London’s streets not wide enough to give space for cyclists

Victorian street layout rules out complete cycle lane segregation

The hope for Continental levels space for cycling to cut down on serious accidents and fatalities in London’s growing population of commuter riders has been ruled out.

Andrew Gilligan, London’s commissioner for cycling, said today that the city’s narrow Victorian roads prevented such a complete reworking in favour of space for cyclists.

However, planned revisions to London’s Cycle Superhighway (CS) network were announced, with £35m to be spent improving existing tracks and building a new largely segregated north-south route from Elephant & Castle to Kings Cross.

Also included in the plans is a major overhaul of the notorious CS2 section between Bow roundabout and Whitechapel. The eastern end of existing superhighway CS8, from Wandsworth to Westminster, will be relocated south of the river added Gilligan.

And plans for CS1 from Tottenham to the City – a route still to be built – will be revisited. It will use backstreets rather than a narrow main road.

The new £10m north-south track from Elephant & Castle to Kings Cross will be given dedicated carriageway space for most of the route – including over Blackfriars Bridge – though it will likely divert into backstreets after Farringdon to avoid busy – and narrow – main roads.

Alterations to the characteristic blue network are scheduled to finish by the end of 2015.

“We can’t do full segregation on all our narrow Victorian high streets but we are going to improve all our existing highways," Gilligan said. "Where we can’t improve them to a sufficient standard we’re going to move them off onto other streets where we can do better. All the existing superhighways are going to be upgraded before 2016 and all the new ones we’re announcing will be before 2016."

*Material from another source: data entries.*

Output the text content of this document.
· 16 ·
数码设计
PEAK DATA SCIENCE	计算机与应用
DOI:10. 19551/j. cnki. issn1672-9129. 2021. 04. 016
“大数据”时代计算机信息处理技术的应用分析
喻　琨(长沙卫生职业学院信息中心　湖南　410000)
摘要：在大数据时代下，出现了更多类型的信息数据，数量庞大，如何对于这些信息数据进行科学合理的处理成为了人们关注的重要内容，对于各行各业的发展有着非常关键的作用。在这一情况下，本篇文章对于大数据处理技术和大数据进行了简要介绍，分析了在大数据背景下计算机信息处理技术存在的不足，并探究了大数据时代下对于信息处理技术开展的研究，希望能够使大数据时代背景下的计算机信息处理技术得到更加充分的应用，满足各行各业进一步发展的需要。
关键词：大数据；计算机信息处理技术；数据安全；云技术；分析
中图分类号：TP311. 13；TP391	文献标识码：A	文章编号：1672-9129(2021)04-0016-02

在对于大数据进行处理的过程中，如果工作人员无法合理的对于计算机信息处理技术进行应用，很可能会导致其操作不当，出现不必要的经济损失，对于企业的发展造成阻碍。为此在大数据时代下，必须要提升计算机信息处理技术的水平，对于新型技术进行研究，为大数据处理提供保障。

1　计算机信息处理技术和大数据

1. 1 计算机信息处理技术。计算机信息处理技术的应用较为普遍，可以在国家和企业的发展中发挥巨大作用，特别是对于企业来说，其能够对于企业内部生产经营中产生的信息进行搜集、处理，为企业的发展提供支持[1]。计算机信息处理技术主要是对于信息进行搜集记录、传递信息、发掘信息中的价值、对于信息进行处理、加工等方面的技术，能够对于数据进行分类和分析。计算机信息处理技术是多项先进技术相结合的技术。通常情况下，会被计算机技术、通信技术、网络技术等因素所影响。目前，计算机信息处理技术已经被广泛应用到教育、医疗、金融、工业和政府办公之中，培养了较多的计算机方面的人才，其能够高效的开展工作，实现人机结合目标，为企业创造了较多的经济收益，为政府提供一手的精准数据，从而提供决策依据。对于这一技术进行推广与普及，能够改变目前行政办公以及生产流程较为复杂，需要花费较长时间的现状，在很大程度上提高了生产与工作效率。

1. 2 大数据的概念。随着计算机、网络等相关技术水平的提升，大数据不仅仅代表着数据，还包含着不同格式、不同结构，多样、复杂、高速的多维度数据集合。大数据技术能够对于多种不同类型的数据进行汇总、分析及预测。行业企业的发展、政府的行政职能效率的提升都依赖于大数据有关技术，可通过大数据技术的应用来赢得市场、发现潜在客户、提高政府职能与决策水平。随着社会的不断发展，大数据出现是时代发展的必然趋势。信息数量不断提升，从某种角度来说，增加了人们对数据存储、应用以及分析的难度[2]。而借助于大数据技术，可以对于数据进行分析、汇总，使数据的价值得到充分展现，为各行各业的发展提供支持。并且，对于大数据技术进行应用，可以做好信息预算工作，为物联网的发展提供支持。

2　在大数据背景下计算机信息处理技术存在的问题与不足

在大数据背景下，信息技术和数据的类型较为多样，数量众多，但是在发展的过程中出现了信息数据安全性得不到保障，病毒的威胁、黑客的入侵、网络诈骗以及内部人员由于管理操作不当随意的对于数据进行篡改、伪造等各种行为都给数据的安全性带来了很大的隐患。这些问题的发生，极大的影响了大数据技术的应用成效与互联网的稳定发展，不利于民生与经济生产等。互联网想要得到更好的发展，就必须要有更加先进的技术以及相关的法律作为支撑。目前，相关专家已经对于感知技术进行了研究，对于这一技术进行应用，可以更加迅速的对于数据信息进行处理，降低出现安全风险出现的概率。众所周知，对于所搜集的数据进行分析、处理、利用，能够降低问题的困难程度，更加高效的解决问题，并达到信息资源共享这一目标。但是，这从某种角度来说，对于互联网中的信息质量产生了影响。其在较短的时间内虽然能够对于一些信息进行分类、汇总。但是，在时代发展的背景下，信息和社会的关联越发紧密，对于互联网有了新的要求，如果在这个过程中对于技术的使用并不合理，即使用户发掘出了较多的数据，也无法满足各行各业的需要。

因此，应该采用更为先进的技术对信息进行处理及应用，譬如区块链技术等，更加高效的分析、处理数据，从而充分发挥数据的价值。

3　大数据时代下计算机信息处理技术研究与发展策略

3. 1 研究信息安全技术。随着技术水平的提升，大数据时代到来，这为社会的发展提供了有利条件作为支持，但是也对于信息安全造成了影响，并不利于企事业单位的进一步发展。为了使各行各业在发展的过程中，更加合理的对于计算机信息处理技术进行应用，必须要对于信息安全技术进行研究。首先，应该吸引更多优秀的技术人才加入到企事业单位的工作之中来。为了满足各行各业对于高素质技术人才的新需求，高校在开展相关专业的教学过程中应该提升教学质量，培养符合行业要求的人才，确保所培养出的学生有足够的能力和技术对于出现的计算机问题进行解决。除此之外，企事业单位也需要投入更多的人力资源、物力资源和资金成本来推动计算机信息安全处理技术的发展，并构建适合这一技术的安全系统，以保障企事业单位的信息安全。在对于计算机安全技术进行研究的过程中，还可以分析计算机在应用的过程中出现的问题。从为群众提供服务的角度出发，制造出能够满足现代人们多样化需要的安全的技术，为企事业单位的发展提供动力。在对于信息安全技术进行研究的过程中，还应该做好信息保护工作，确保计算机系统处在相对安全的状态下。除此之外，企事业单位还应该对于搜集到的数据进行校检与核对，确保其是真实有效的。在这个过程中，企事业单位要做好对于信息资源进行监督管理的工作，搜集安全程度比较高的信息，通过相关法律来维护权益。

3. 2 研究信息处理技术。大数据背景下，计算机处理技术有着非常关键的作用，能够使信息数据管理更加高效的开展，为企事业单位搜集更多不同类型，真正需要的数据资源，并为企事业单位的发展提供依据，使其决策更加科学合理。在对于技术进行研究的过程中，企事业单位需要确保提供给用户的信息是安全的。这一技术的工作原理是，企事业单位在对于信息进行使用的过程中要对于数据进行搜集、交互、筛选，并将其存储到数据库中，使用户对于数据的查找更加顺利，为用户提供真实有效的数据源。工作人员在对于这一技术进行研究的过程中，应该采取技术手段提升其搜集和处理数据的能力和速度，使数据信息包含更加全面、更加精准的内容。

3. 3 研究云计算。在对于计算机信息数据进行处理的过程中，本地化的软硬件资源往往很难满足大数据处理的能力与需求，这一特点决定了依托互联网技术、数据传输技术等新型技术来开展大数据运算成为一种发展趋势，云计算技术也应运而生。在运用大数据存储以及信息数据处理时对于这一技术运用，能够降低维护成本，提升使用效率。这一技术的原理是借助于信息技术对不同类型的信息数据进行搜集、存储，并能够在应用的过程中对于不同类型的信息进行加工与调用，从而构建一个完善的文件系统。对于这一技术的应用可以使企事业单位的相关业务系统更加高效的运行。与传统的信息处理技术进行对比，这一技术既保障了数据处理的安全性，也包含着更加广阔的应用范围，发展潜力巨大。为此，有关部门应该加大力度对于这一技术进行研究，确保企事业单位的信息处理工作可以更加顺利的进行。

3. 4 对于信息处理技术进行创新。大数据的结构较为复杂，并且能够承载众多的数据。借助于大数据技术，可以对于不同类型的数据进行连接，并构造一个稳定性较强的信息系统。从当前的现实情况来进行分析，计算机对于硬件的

Meanwhile, at today’s launch of the fully segregated CS2 extension from Bow to Stratford, a Royal Mail van driver was photographed driving in the mandatory cyclist only lane. Minutes later, a Virgin Media works van drove over the high curb and parked in the superhighways next to a junction box, as London Mayor Boris Johnson launched the new route.

Commenting on the infractions, Gilligan said it “would take a while” for road users to get used to the new road layout.

“What we saw there was a Virgin van drive right over the concrete which takes a certain amount of brass neck I think. You won’t see much of that,” he said.  

Virgin Media last night apologised on social media for the infraction and said it would not happen again.

 Last month Roger Geffen, campaigns and policy director at the CTC, said the complexity of regulations over mandatory and advisory cycle lanes was confusing for drivers and called for more physical segregation and law changes to give cyclists right of way at junctions.